HARRISBURG (AP) — Pennsylvania hospitals overwhelmed with the latest COVID-19 surge will get help from federal teams as Gov. Tom Wolf’s administration finalizes the details, Wolf’s office said Tuesday.
Wolf’s administration did not give details about how many people will be in the federal “strike teams,” what sort of expertise or equipment they will bring with them and when they could feasibly arrive at hospitals in Pennsylvania.
In a statement, Wolf’s acting secretary of health, Keara Klinepeter, said Wolf’s administration is working to determine which hospitals will receive help and what sort of resources they will get.

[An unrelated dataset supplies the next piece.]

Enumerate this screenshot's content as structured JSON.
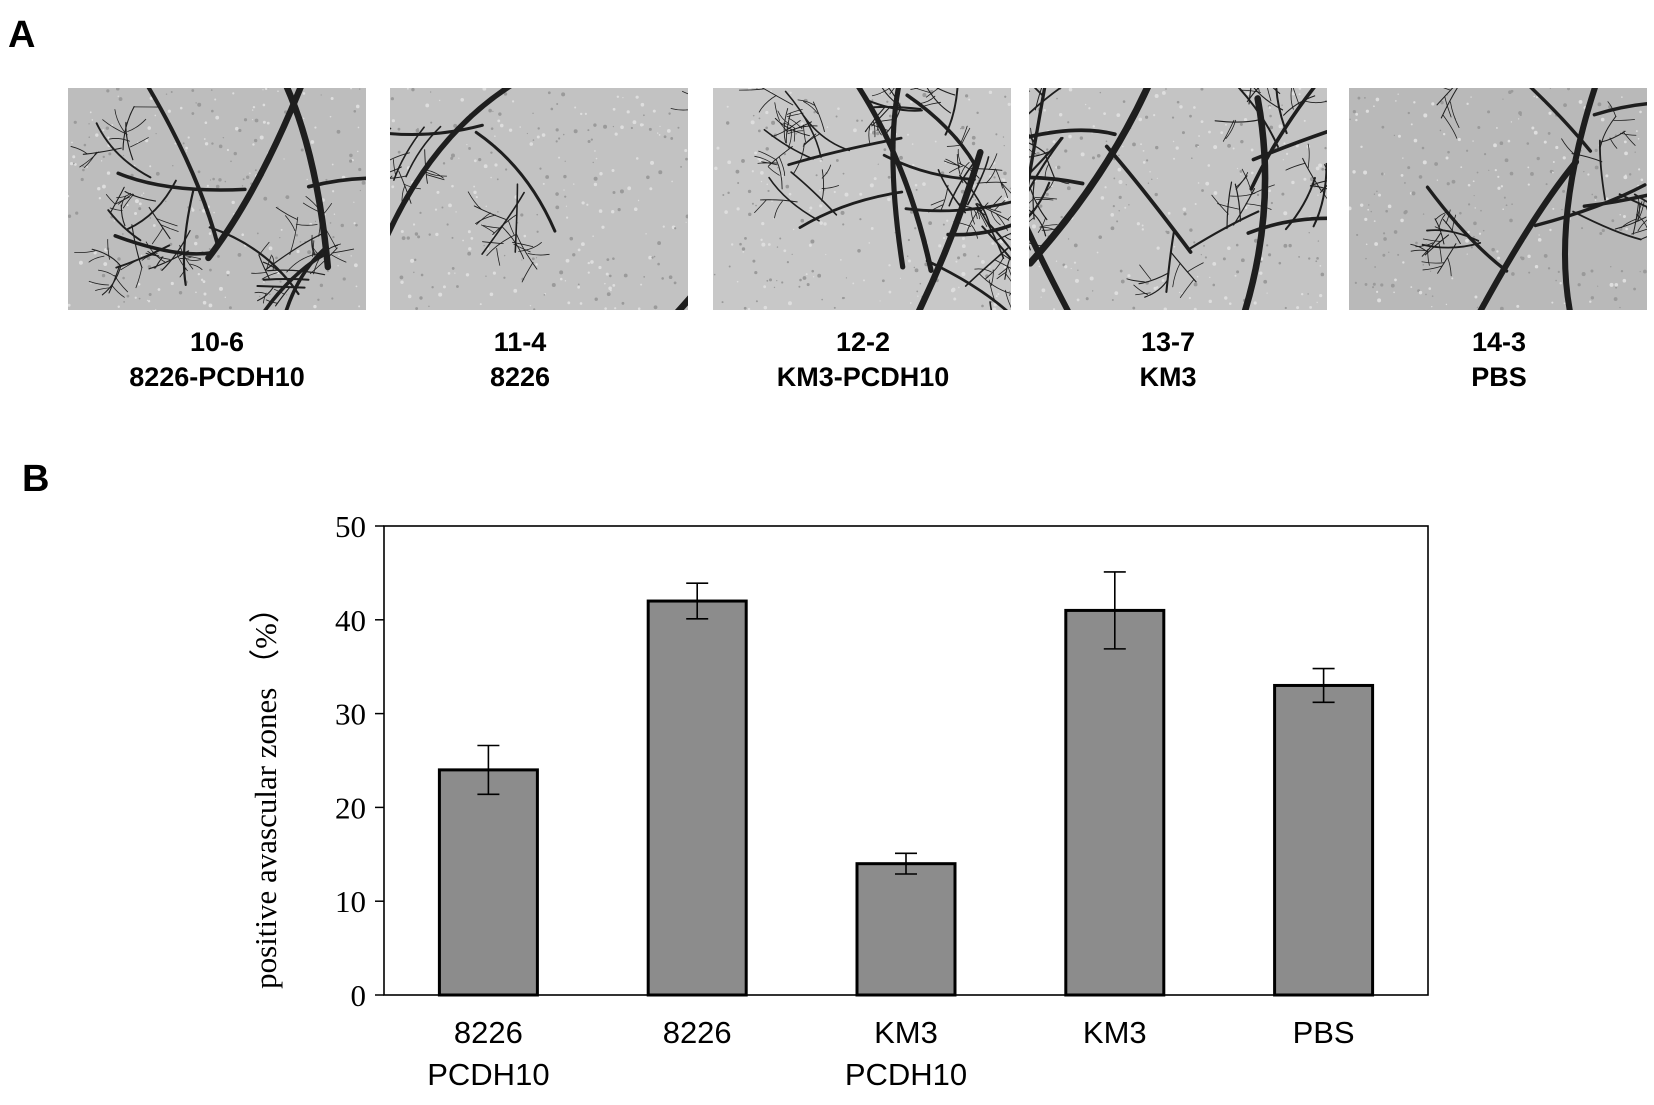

Wolf’s administration said it asked the federal government for help on Dec. 15, seeking health care workers to help at hospitals, skilled nursing facilities, and ambulance companies in the hardest-hit areas of Pennsylvania.
Pennsylvania also asked FEMA for 1 million rapid at-home coronavirus tests and for an increase in the state’s allocation of monoclonal antibody treatments.
Hospitals and nursing homes statewide have been sounding the alarm in recent weeks as largely unvaccinated COVID-19 patients fill hospital beds, sending some acute-care facilities over capacity.
Hospitals are reporting very long emergency-room wait times, while staffing shortages in nursing homes are forcing some to stop accepting new residents.
Pennsylvania is reporting an average of almost 9,000 new, confirmed infections per day over the last two weeks, up 50% since the second half of November. The number of COVID-19 patients requiring hospital care has increased by 80% since last month, at more than 4,500 per day.